The primary focus of the first edition is to lay the groundwork for long-term user simulation research. Measurable success criteria include:

  • Setting up a robust, standardized infrastructure for simulator-agent interactions.
  • Collecting high-quality baseline data and establishing annotation guidelines for human-likeness.
  • Developing initial metrics and baselines for evaluating the quality and fidelity of user simulators on a constrained conversational task.
Tasks

For the first year, we focus on conversational data search, specifically simulating a researcher looking for datasets to help answer a research question. We define this task as an instantiation of our general framework as follows:

  • Task (T): Find datasets to help answer a research question.
  • System (S): Conversational search system with a chat-based UI.
  • User (U): Researcher.

Participants will tackle this scenario through two specific challenges:

  • Task 1: Turn-level Next Utterance Prediction: Given a partial conversation history and an initial information need, predict the user’s immediate next utterance (and potential dialogue acts). Focus: Local conversational coherence and reactive behavioral realism.
  • Task 2: Session-level End-to-End Conversation Generation: Given an initial information need, generate a complete, multi-turn interaction until the simulator decides the need is satisfied or the search should be abandoned. Focus: High-level planning, persistence, and strategic goal achievement.
Methodology

We will utilize a standardized API setup where participant-developed user simulators communicate directly with a set of provided conversational search agents.

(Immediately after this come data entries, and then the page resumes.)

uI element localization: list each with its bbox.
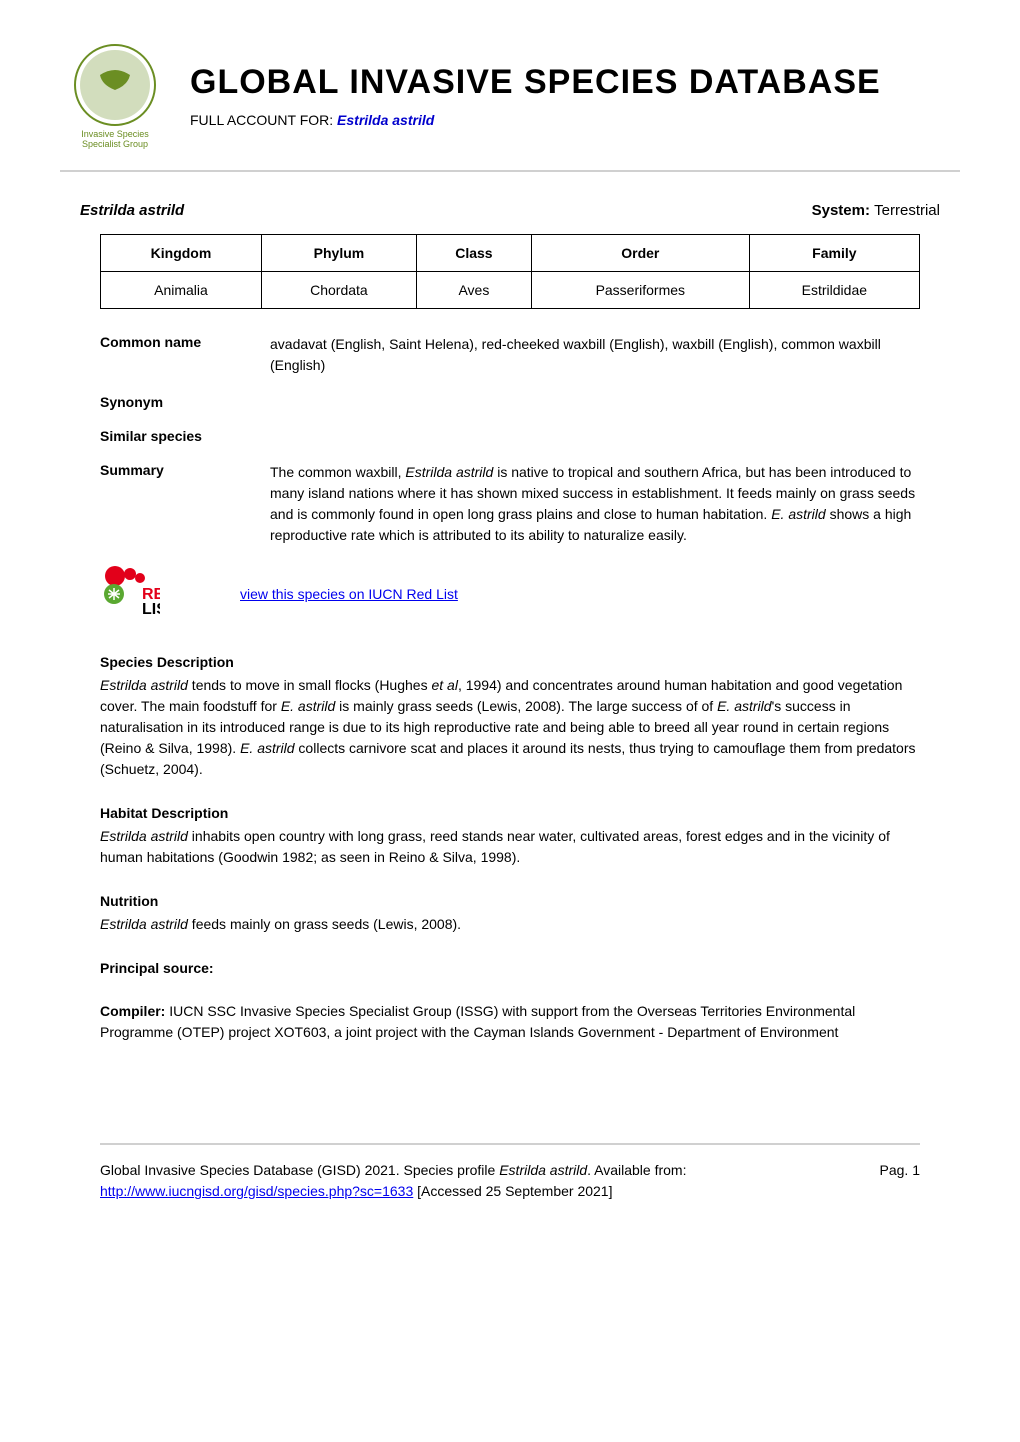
- nutrition-heading: Nutrition: [100, 893, 920, 909]
- similar-species-row: Similar species: [100, 428, 920, 444]
- table-header-row: Kingdom Phylum Class Order Family: [101, 235, 920, 272]
- species-description-section: Species Description Estrilda astrild ten…: [100, 654, 920, 780]
- page-header: Invasive Species Specialist Group GLOBAL…: [60, 40, 960, 172]
- nutrition-text: Estrilda astrild feeds mainly on grass s…: [100, 914, 920, 935]
- page-footer: Global Invasive Species Database (GISD) …: [100, 1143, 920, 1202]
- subtitle-species: Estrilda astrild: [337, 112, 434, 128]
- habitat-description-heading: Habitat Description: [100, 805, 920, 821]
- common-name-row: Common name avadavat (English, Saint Hel…: [100, 334, 920, 376]
- compiler-section: Compiler: IUCN SSC Invasive Species Spec…: [100, 1001, 920, 1043]
- common-name-label: Common name: [100, 334, 250, 376]
- principal-source-heading: Principal source:: [100, 960, 920, 976]
- taxonomy-table: Kingdom Phylum Class Order Family Animal…: [100, 234, 920, 309]
- species-title: Estrilda astrild: [80, 202, 184, 219]
- principal-source-section: Principal source:: [100, 960, 920, 976]
- common-name-value: avadavat (English, Saint Helena), red-ch…: [270, 334, 920, 376]
- species-header-row: Estrilda astrild System: Terrestrial: [80, 202, 940, 219]
- species-description-heading: Species Description: [100, 654, 920, 670]
- cell-class: Aves: [416, 272, 531, 309]
- species-description-text: Estrilda astrild tends to move in small …: [100, 675, 920, 780]
- redlist-logo: RED LIST: [100, 564, 160, 624]
- habitat-description-section: Habitat Description Estrilda astrild inh…: [100, 805, 920, 868]
- footer-citation: Global Invasive Species Database (GISD) …: [100, 1160, 800, 1202]
- system-value: Terrestrial: [874, 202, 940, 219]
- cell-family: Estrildidae: [749, 272, 919, 309]
- nutrition-section: Nutrition Estrilda astrild feeds mainly …: [100, 893, 920, 935]
- summary-row: Summary The common waxbill, Estrilda ast…: [100, 462, 920, 546]
- col-kingdom: Kingdom: [101, 235, 262, 272]
- compiler-heading: Compiler:: [100, 1003, 169, 1019]
- main-title: GLOBAL INVASIVE SPECIES DATABASE: [190, 63, 960, 102]
- header-text-block: GLOBAL INVASIVE SPECIES DATABASE FULL AC…: [190, 63, 960, 128]
- cell-kingdom: Animalia: [101, 272, 262, 309]
- col-family: Family: [749, 235, 919, 272]
- footer-link[interactable]: http://www.iucngisd.org/gisd/species.php…: [100, 1183, 413, 1199]
- col-phylum: Phylum: [261, 235, 416, 272]
- habitat-description-text: Estrilda astrild inhabits open country w…: [100, 826, 920, 868]
- compiler-text: Compiler: IUCN SSC Invasive Species Spec…: [100, 1001, 920, 1043]
- similar-species-label: Similar species: [100, 428, 250, 444]
- summary-label: Summary: [100, 462, 250, 546]
- svg-text:Specialist Group: Specialist Group: [82, 139, 148, 149]
- cell-phylum: Chordata: [261, 272, 416, 309]
- subtitle: FULL ACCOUNT FOR: Estrilda astrild: [190, 112, 960, 128]
- redlist-link[interactable]: view this species on IUCN Red List: [240, 586, 458, 602]
- svg-text:LIST: LIST: [142, 601, 160, 618]
- col-class: Class: [416, 235, 531, 272]
- synonym-row: Synonym: [100, 394, 920, 410]
- synonym-label: Synonym: [100, 394, 250, 410]
- system-label: System:: [812, 202, 875, 219]
- cell-order: Passeriformes: [531, 272, 749, 309]
- page-number: Pag. 1: [880, 1160, 920, 1202]
- svg-text:Invasive Species: Invasive Species: [81, 129, 149, 139]
- system-info: System: Terrestrial: [812, 202, 940, 219]
- subtitle-prefix: FULL ACCOUNT FOR:: [190, 112, 337, 128]
- issg-logo: Invasive Species Specialist Group: [60, 40, 170, 150]
- col-order: Order: [531, 235, 749, 272]
- table-row: Animalia Chordata Aves Passeriformes Est…: [101, 272, 920, 309]
- redlist-section: RED LIST view this species on IUCN Red L…: [100, 564, 920, 624]
- summary-value: The common waxbill, Estrilda astrild is …: [270, 462, 920, 546]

First Edition Evaluation Focus

In year one, we are intentionally deferring Outcome Metrics to focus heavily on the mechanics of the conversation itself. We will evaluate submissions using:

  • Qualitative Evaluation (Human Raters):
    • We will conduct a form of Turing Test where trained annotators are presented with two dialogues and must attempt to guess which one is simulated.
    • We intend to identify qualitative patterns and specific points of failure beyond simple binary judgments. We hypothesize that current simulators will struggle to pass this test, and this evaluation will help us pinpoint exactly where and how they exhibit non-realistic behavior.
  • Behavioral Metrics (Quantitative Log Comparison):
    • We will quantitatively compare the logs of simulated dialogues against real human usage logs. This involves analyzing the distributions of key interaction behaviors (e.g., query length, turn count, clarification requests) and utilizing dialogue act annotations to model and compare semantic intent.
    • We intend to determine if simulators can accurately reproduce the prototypical interaction patterns and natural variance found in human dialogues, revealing how closely simulated behavior mirrors actual human search strategies.
Specific Outcomes

By the conclusion of the first edition, we aim to produce:

  • A dataset of conversational data search interactions with both human and simulated users.
  • A learned model (such as an LLM-as-a-judge) trained on our annotated data that can automatically predict a human-likeness score for new simulated dialogues.
  • Reusable, open-source resources for evaluating (1) a new simulator on this specific task, and (2) a new conversational agent against a validated pool of submitted simulators.